Dictionary of National Biography, 1885-1900/Weymouth, George
WEYMOUTH or WAYMOUTH, GEORGE (fl. 1607), voyager, concluded an agreement with the East India Company in September 1601 to make a voyage to the north-west for the discovery of a passage to India, by the terms of which he was to have 100l. to prepare his instruments and other necessaries, and 500l. if he discovered the passage, otherwise—nothing. He sailed from Ratcliffe on 2 May 1602 with two small vessels of 70- and 60-tons burden respectively and thirty-five men and boys all told. The expedition is said (Purchas, iii. 809) to have been made at the cost of the Muscovy and Turkey companies. They may have taken a share in the outlay, but the official record shows that the East India Company was really responsible (Cal. State Papers, East Indies, 1601–2). After penetrating some way into Hudson's Strait a mutiny of his men, instigated by John Cartwright, the chaplain, compelled Weymouth to return. He got back to Dartmouth in September. The direct results of his voyage were trifling; but ‘he did, I conceive,’ says Luke Fox, ‘light Hudson into his Straits.’ On 24 Nov. 1602 he was examined before the court of the East India Company, which then resolved that a new attempt should be made with the two ships, one of which should be commanded by Weymouth, the details of the voyage to be settled afterwards. It does not appear that this attempt got any further than this resolution.
In 1605 Weymouth was put in command of the Archangel, a vessel fitted out for trade and discovery by the Earl of Southampton and Lord Arundell of Wardour. She sailed from Ratcliffe in the beginning of March, but did not clear the Channel till 1 April. On the 14th they sighted Flores, and on 14 May made the land, described as ‘a whitish, sandy cliff,’ identified as Sankaty Head, the eastern extremity of Nantucket.

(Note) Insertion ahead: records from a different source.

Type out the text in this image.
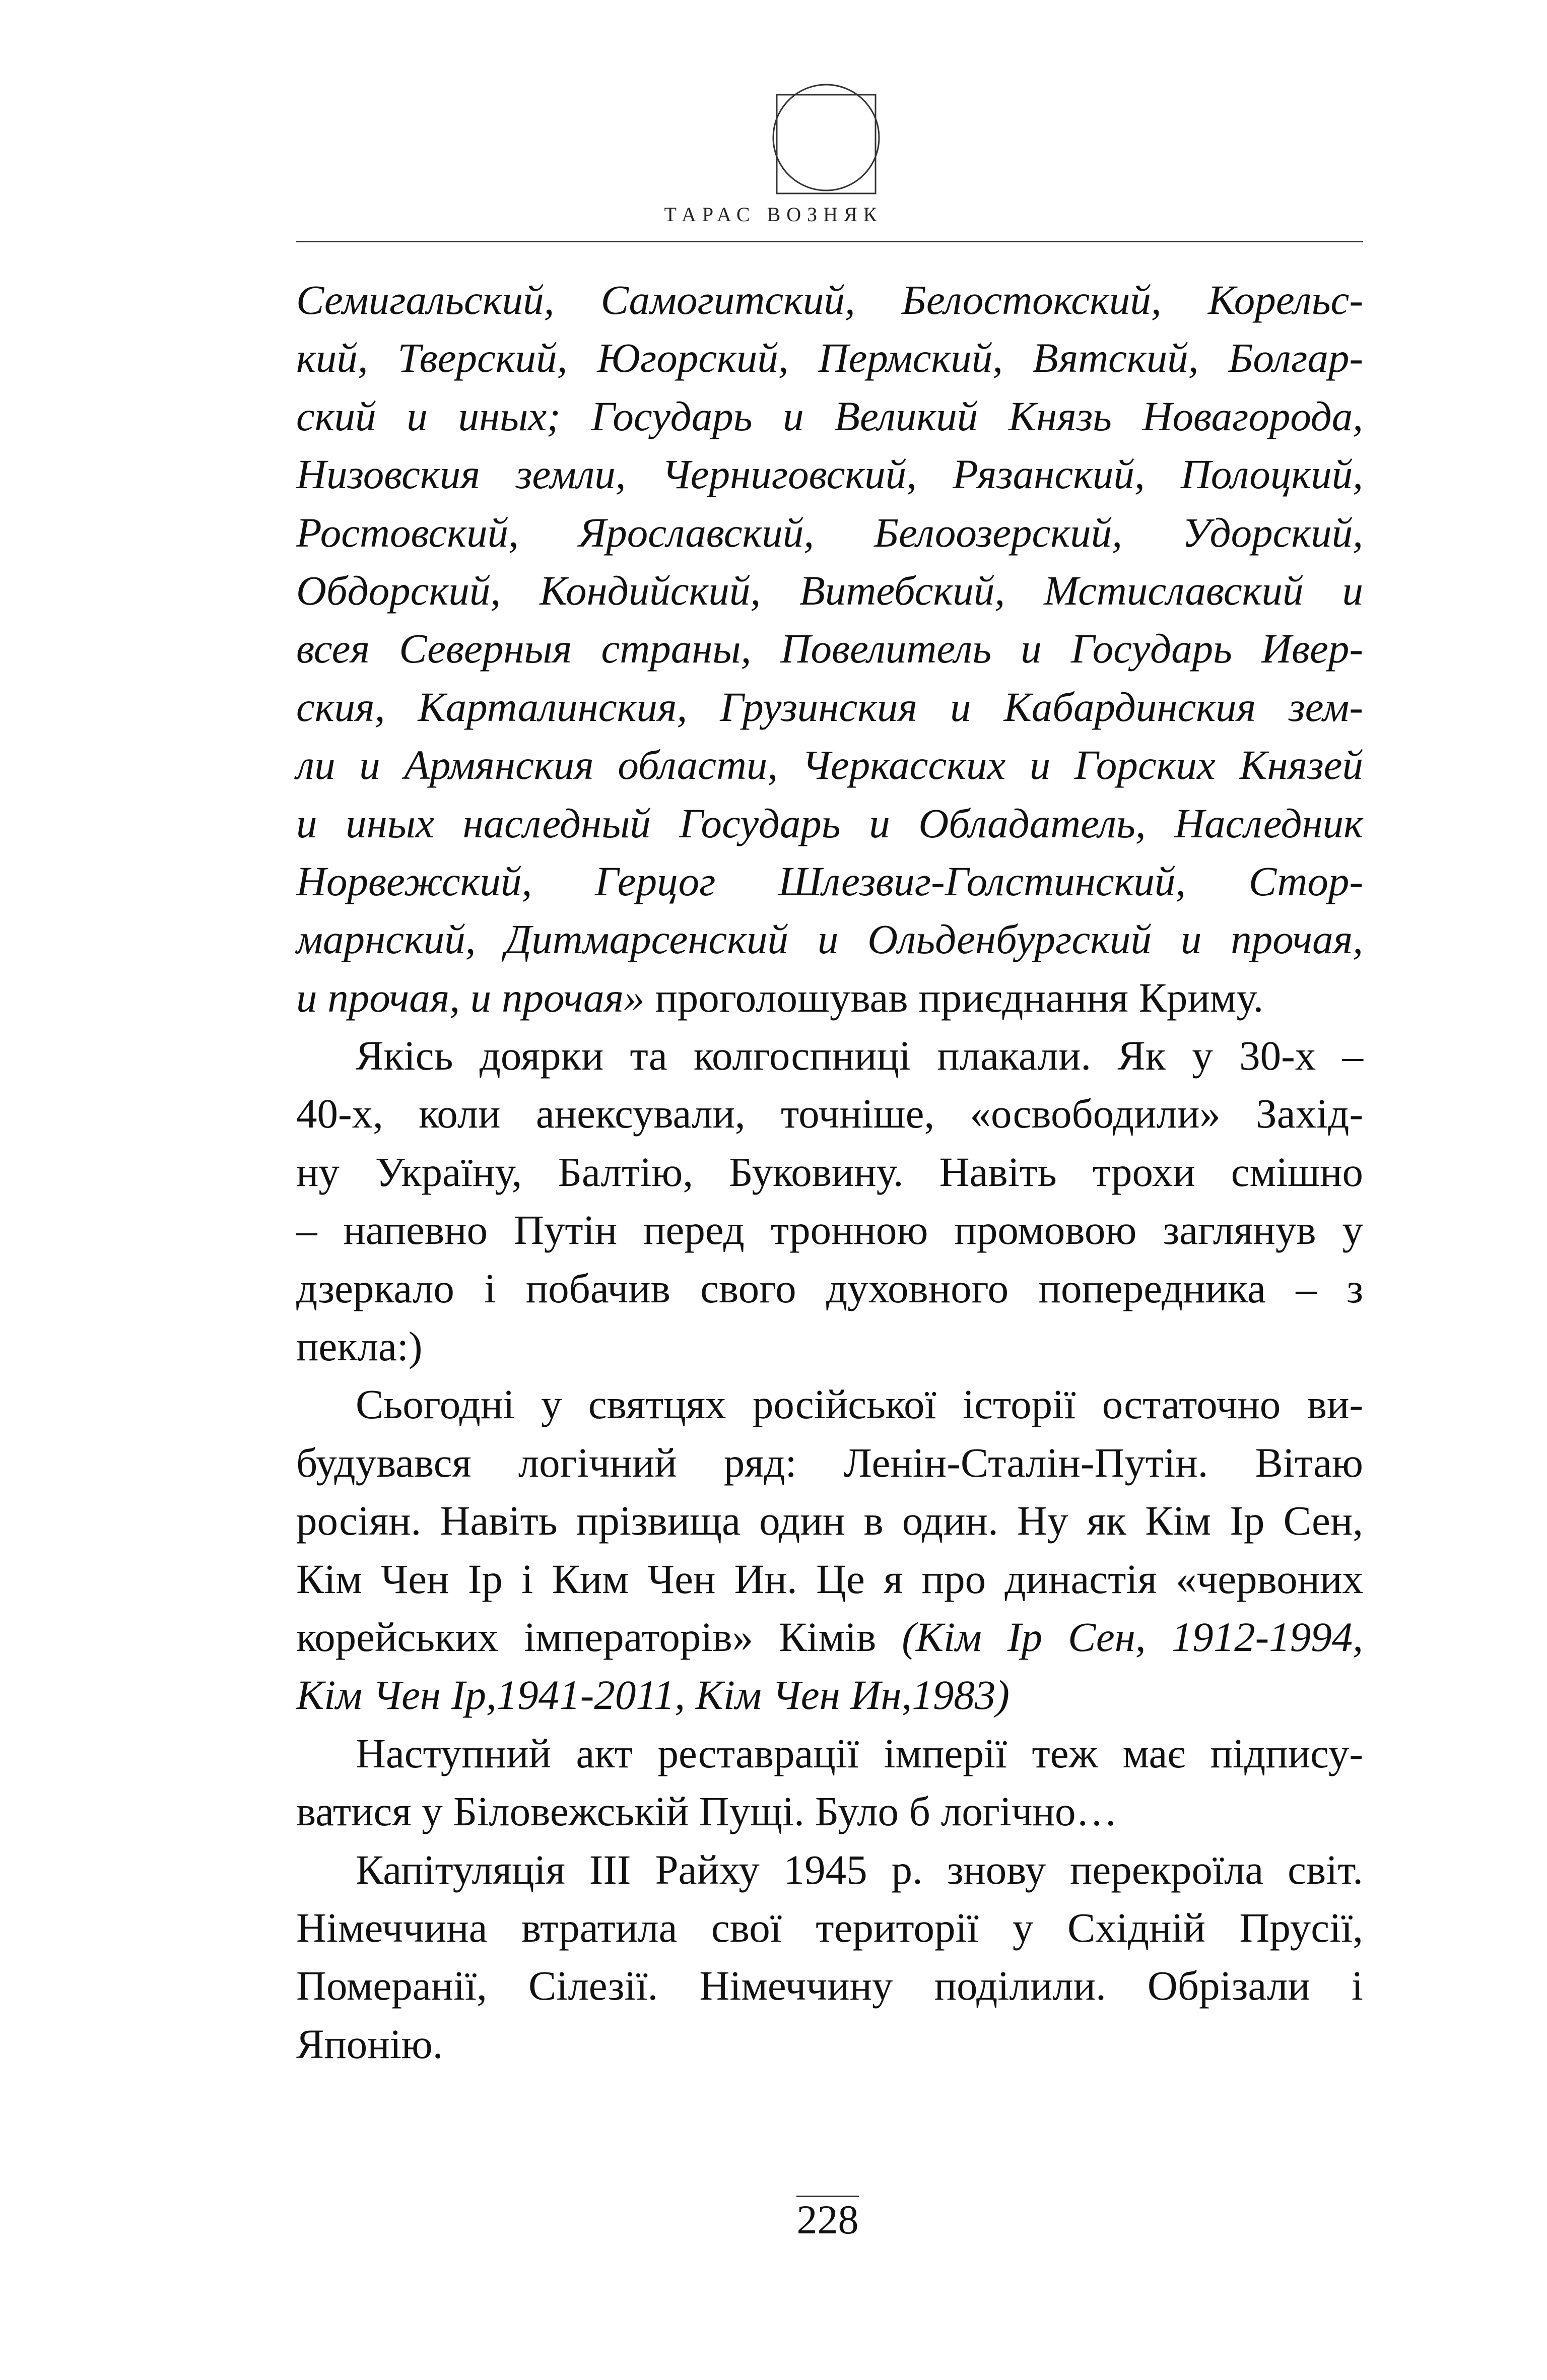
ТАРАС ВОЗНЯК
Семигальский, Самогитский, Белостокский, Корельс-
кий, Тверский, Югорский, Пермский, Вятский, Болгар-
ский и иных; Государь и Великий Князь Новагорода,
Низовския земли, Черниговский, Рязанский, Полоцкий,
Ростовский, Ярославский, Белоозерский, Удорский,
Обдорский, Кондийский, Витебский, Мстиславский и
всея Северныя страны, Повелитель и Государь Ивер-
ския, Карталинския, Грузинския и Кабардинския зем-
ли и Армянския области, Черкасских и Горских Князей
и иных наследный Государь и Обладатель, Наследник
Норвежский, Герцог Шлезвиг-Голстинский, Стор-
марнский, Дитмарсенский и Ольденбургский и прочая,
и прочая, и прочая» проголошував приєднання Криму.
Якісь доярки та колгоспниці плакали. Як у 30-х –
40-х, коли анексували, точніше, «освободили» Захід-
ну Україну, Балтію, Буковину. Навіть трохи смішно
– напевно Путін перед тронною промовою заглянув у
дзеркало і побачив свого духовного попередника – з
пекла:)
Сьогодні у святцях російської історії остаточно ви-
будувався логічний ряд: Ленін-Сталін-Путін. Вітаю
росіян. Навіть прізвища один в один. Ну як Кім Ір Сен,
Кім Чен Ір і Ким Чен Ин. Це я про династія «червоних
корейських імператорів» Кімів (Кім Ір Сен, 1912-1994,
Кім Чен Ір,1941-2011, Кім Чен Ин,1983)
Наступний акт реставрації імперії теж має підпису-
ватися у Біловежській Пущі. Було б логічно…
Капітуляція ІІІ Райху 1945 р. знову перекроїла світ.
Німеччина втратила свої території у Східній Прусії,
Померанії, Сілезії. Німеччину поділили. Обрізали і
Японію.
228
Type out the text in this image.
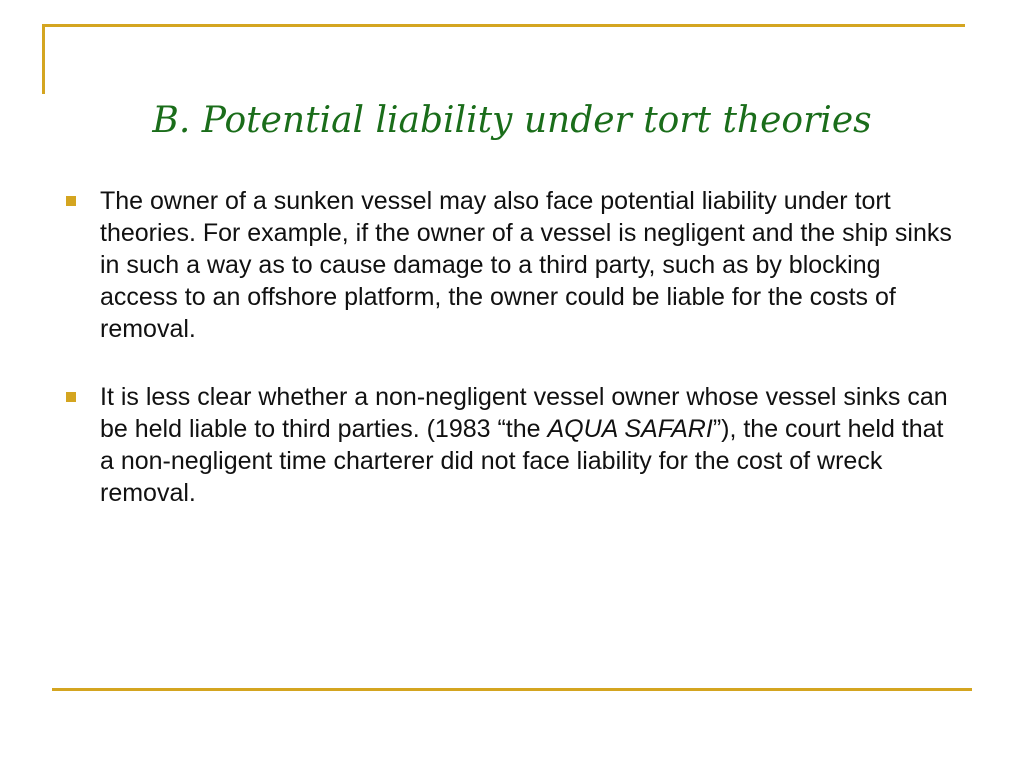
B. Potential liability under tort theories
The owner of a sunken vessel may also face potential liability under tort theories. For example, if the owner of a vessel is negligent and the ship sinks in such a way as to cause damage to a third party, such as by blocking access to an offshore platform, the owner could be liable for the costs of removal.
It is less clear whether a non-negligent vessel owner whose vessel sinks can be held liable to third parties. (1983 “the AQUA SAFARI”), the court held that a non-negligent time charterer did not face liability for the cost of wreck removal.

On 18 May they arrived at an island now identified as Monhegan, eighty-four miles to the north-east from Cape Ann, and the next day they found a snug anchorage, into which they took the ship. A trade was quickly established with the Indians, and a valuable cargo of skins obtained at a very small cost. Meantime Weymouth went away in a boat and presently discovered a large river, up which he went for a considerable distance. He and those with him seem to have held this discovery to be the great result of the voyage; but from that day to this no one has ever been able to determine positively what river it was, capable opinion in the United States being divided between the Penobscot, St. George's River, and the Kennebec. Having got as much cargo as they could carry, they sailed for England on 15 June, and arrived at Dartmouth on 18 July, bringing with them five Indians, who were handed over to Sir Ferdinando Gorges [q. v.] at Plymouth. Weymouth reported pleasant climate, excellent soil, good harbours, facilities for trade; but opinion still set in favour of gold and precious stones rather than of commerce, agriculture, and hard work, and for several years no further notice was taken of Weymouth's discoveries. It does not seem that Weymouth lived to help in settling the New England coast. The last mention of him is on 27 Oct. 1607, when he was granted a pension of 3s. 4d. per diem ‘until such time as he shall receive from his majesty some other advancement.’[Cal. State Papers, East Indies; Purchas his Pilgrimes, iii. 809, iv. 1659; Stevens's Dawn of British Trade to the East Indies; Rosier's True Relation of the most prosperous Voyage made this present yeere by Captaine George Waymouth, 1605, black letter. This small book is very rare, and is quoted as having fetched eight hundred dollars at book sales. It was reprinted in 1887 for the Gorges Society, edited, with an introduction (including a forty-page discussion of the river question), by H. S. Burrage; Belknap's American Biography, vol. ii.; Winsor's History of America, iii. 189–92.]